What did the court look at? What was the analysis here? The Court started with the language of Rule 26 on the initial and pretrial disclosures, as well as Rule 37. And we’ve gone through the language already of Rule 26. Let’s talk about Rule 37 says regarding sanctions for violations of the disclosure requirements. Rule 37(c)(1) states that “If a party fails to provide information or identify a witness as required under Rule 26(a) or (e) the party is not allowed to use that information or witness to supply evidence on a motion, at a hearing or at a trial unless the failure was substantially justified or is harmless.”

Rule 37(c) also provides that a court can impose other sanctions in addition to or instead of this sanction. The Court then cites sections of the Rule saying that Court can order payment of reasonable expenses caused by the failure to inform the jury of the parties failure or impose other appropriate sanctions. Key here is that the District Court has the discretion to decide whether witness preclusion is an appropriate sanction here. That’s exactly what the Court did. They said, let’s look at when when it’s appropriate, and and they said preclusion is ordinarily appropriate for violations of 26(a) and 26(e) but “it is not strictly a mechanical exercise” and that, in its discretion, the Court needs to look at four different factors to determine whether or not witness preclusion is appropriate. Those factors that were determined by the First Circuit, which is of course where the District of Maine falls. Those four factors include 1) the history of litigation, 2) the sanctioned party’s need for the precluded evidence — so what is the value of the evidence to the plaintiff of David Crocker’s testimony here — 3) the sanctioned party’s justification for its late disclosure or lack thereof, and finally, 4) the opponent party’s ability to overcome the disclosures adverse effects — meaning what are the surprise and prejudice that are associated with the late disclosure. Then a fifth one that the Court also notes is the late disclosure and impact on the District Court’s docket.

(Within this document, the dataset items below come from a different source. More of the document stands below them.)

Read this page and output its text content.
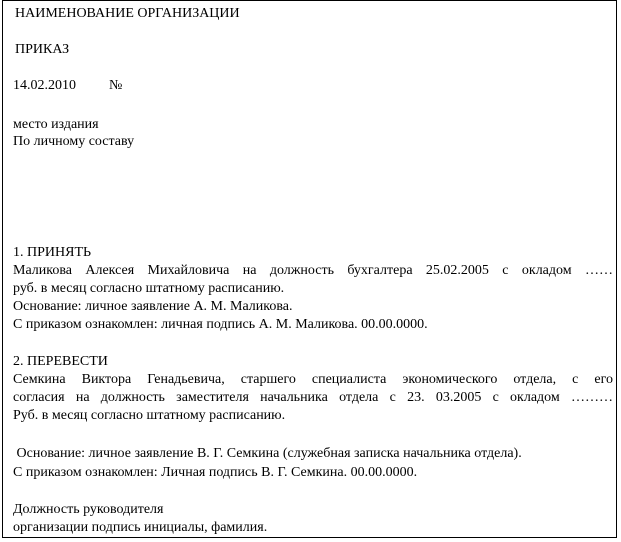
НАИМЕНОВАНИЕ ОРГАНИЗАЦИИ
ПРИКАЗ
14.02.2010 №
место издания
По личному составу
1. ПРИНЯТЬ
Маликова Алексея Михайловича на должность бухгалтера 25.02.2005 с окладом ……
руб. в месяц согласно штатному расписанию.
Основание: личное заявление А. М. Маликова.
С приказом ознакомлен: личная подпись А. М. Маликова. 00.00.0000.
2. ПЕРЕВЕСТИ
Семкина Виктора Генадьевича, старшего специалиста экономического отдела, с его
согласия на должность заместителя начальника отдела с 23. 03.2005 с окладом ………
Руб. в месяц согласно штатному расписанию.
Основание: личное заявление В. Г. Семкина (служебная записка начальника отдела).
С приказом ознакомлен: Личная подпись В. Г. Семкина. 00.00.0000.
Должность руководителя
организации подпись инициалы, фамилия.
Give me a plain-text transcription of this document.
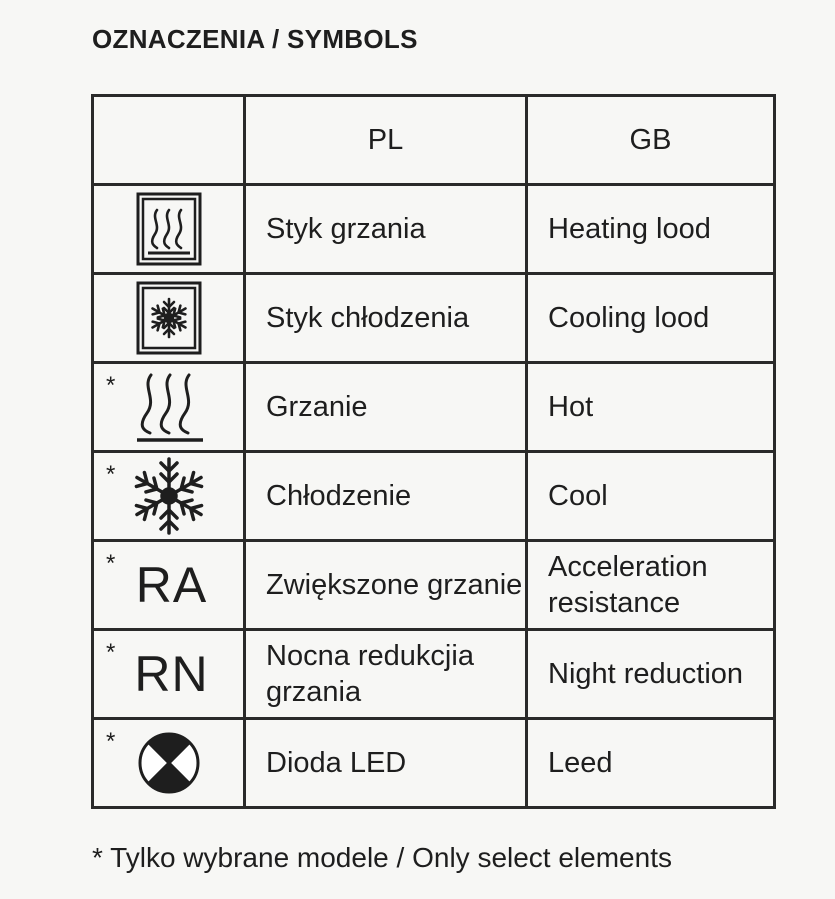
OZNACZENIA / SYMBOLS
	PL	GB

	Styk grzania	Heating lood

	Styk chłodzenia	Cooling lood

*	Grzanie	Hot

*	Chłodzenie	Cool

* RA	Zwiększone grzanie	Acceleration resistance

* RN	Nocna redukcjia grzania	Night reduction

*	Dioda LED	Leed
* Tylko wybrane modele / Only select elements
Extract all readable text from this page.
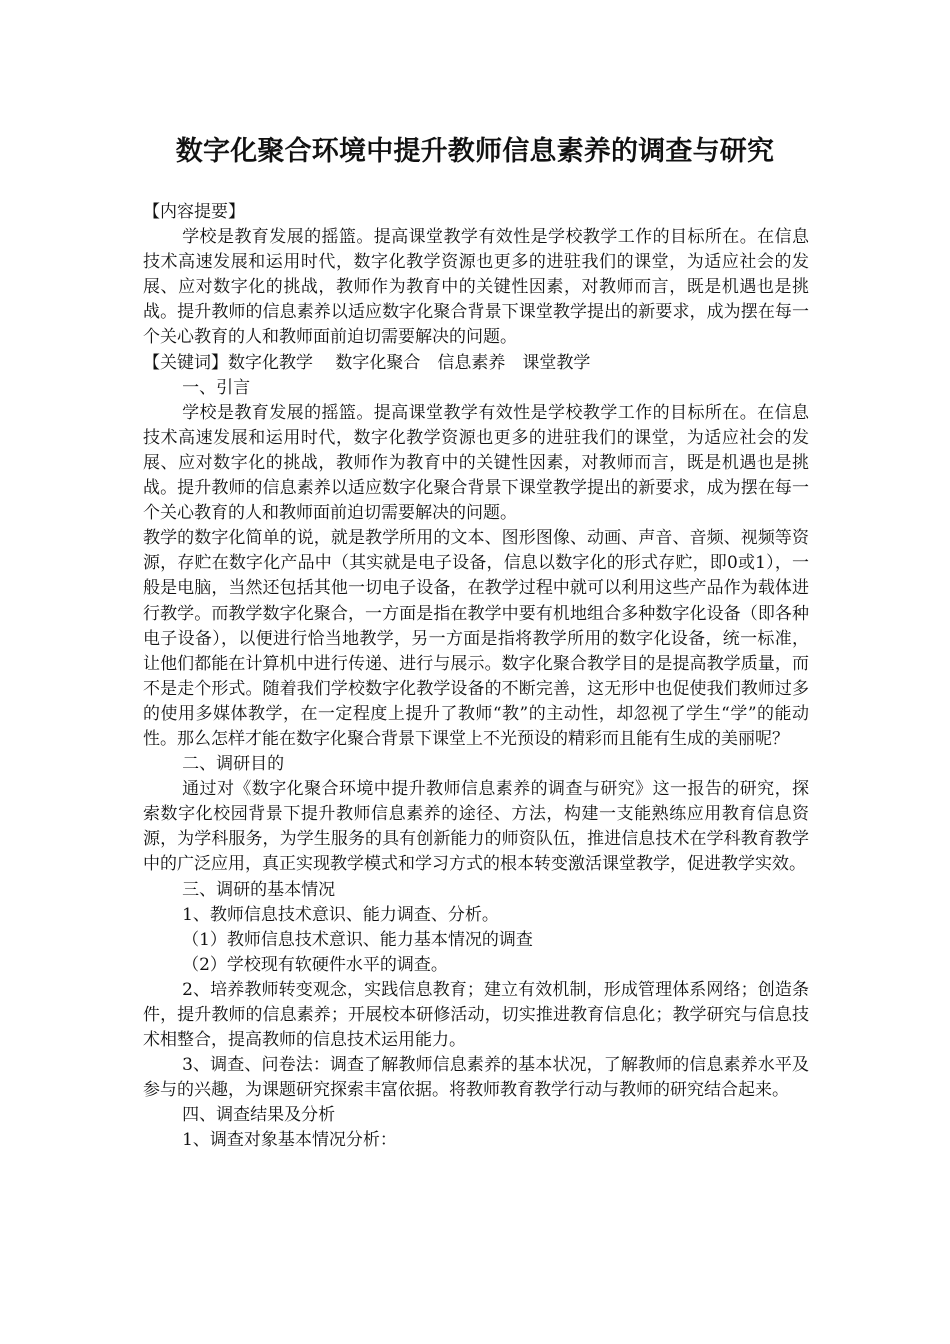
数字化聚合环境中提升教师信息素养的调查与研究

【内容提要】

学校是教育发展的摇篮。提高课堂教学有效性是学校教学工作的目标所在。在信息技术高速发展和运用时代，数字化教学资源也更多的进驻我们的课堂，为适应社会的发展、应对数字化的挑战，教师作为教育中的关键性因素，对教师而言，既是机遇也是挑战。提升教师的信息素养以适应数字化聚合背景下课堂教学提出的新要求，成为摆在每一个关心教育的人和教师面前迫切需要解决的问题。

【关键词】数字化教学　 数字化聚合　信息素养　课堂教学

一、引言

学校是教育发展的摇篮。提高课堂教学有效性是学校教学工作的目标所在。在信息技术高速发展和运用时代，数字化教学资源也更多的进驻我们的课堂，为适应社会的发展、应对数字化的挑战，教师作为教育中的关键性因素，对教师而言，既是机遇也是挑战。提升教师的信息素养以适应数字化聚合背景下课堂教学提出的新要求，成为摆在每一个关心教育的人和教师面前迫切需要解决的问题。

教学的数字化简单的说，就是教学所用的文本、图形图像、动画、声音、音频、视频等资源，存贮在数字化产品中（其实就是电子设备，信息以数字化的形式存贮，即0或1），一般是电脑，当然还包括其他一切电子设备，在教学过程中就可以利用这些产品作为载体进行教学。而教学数字化聚合，一方面是指在教学中要有机地组合多种数字化设备（即各种电子设备），以便进行恰当地教学，另一方面是指将教学所用的数字化设备，统一标准，让他们都能在计算机中进行传递、进行与展示。数字化聚合教学目的是提高教学质量，而不是走个形式。随着我们学校数字化教学设备的不断完善，这无形中也促使我们教师过多的使用多媒体教学，在一定程度上提升了教师“教”的主动性，却忽视了学生“学”的能动性。那么怎样才能在数字化聚合背景下课堂上不光预设的精彩而且能有生成的美丽呢？

二、调研目的

通过对《数字化聚合环境中提升教师信息素养的调查与研究》这一报告的研究，探索数字化校园背景下提升教师信息素养的途径、方法，构建一支能熟练应用教育信息资源，为学科服务，为学生服务的具有创新能力的师资队伍，推进信息技术在学科教育教学中的广泛应用，真正实现教学模式和学习方式的根本转变激活课堂教学，促进教学实效。

三、调研的基本情况

1、教师信息技术意识、能力调查、分析。

（1）教师信息技术意识、能力基本情况的调查

（2）学校现有软硬件水平的调查。

2、培养教师转变观念，实践信息教育；建立有效机制，形成管理体系网络；创造条件，提升教师的信息素养；开展校本研修活动，切实推进教育信息化；教学研究与信息技术相整合，提高教师的信息技术运用能力。

3、调查、问卷法：调查了解教师信息素养的基本状况，了解教师的信息素养水平及参与的兴趣，为课题研究探索丰富依据。将教师教育教学行动与教师的研究结合起来。

四、调查结果及分析

1、调查对象基本情况分析：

The plaintiff, relative to these factors, argued that the identification of the Union in its initial disclosure really was sufficient to put the defendant on notice that it could have conducted a Rule 36(b) discovery deposition, and added that if the defendants had taken any action to engage with the Union, that would have led to an earlier identification of the Union’s representative.

The situation here is not an unusual one for litigation, particularly when you have a third party like the Union. You may not know who the best person is to be able to testify unless and until you start getting into conversations with the Union, start talking to counsel, start identifying what the actual needs are. A lot of time those needs aren’t very apparent until actually you’ve gone through the discovery in the rest of the case. It’s always very easy to engage in these discussions of was something done in a timely manner in hindsight, but you have to be contextual about it. That’s what the Court’s trying to do here by looking at these five factors.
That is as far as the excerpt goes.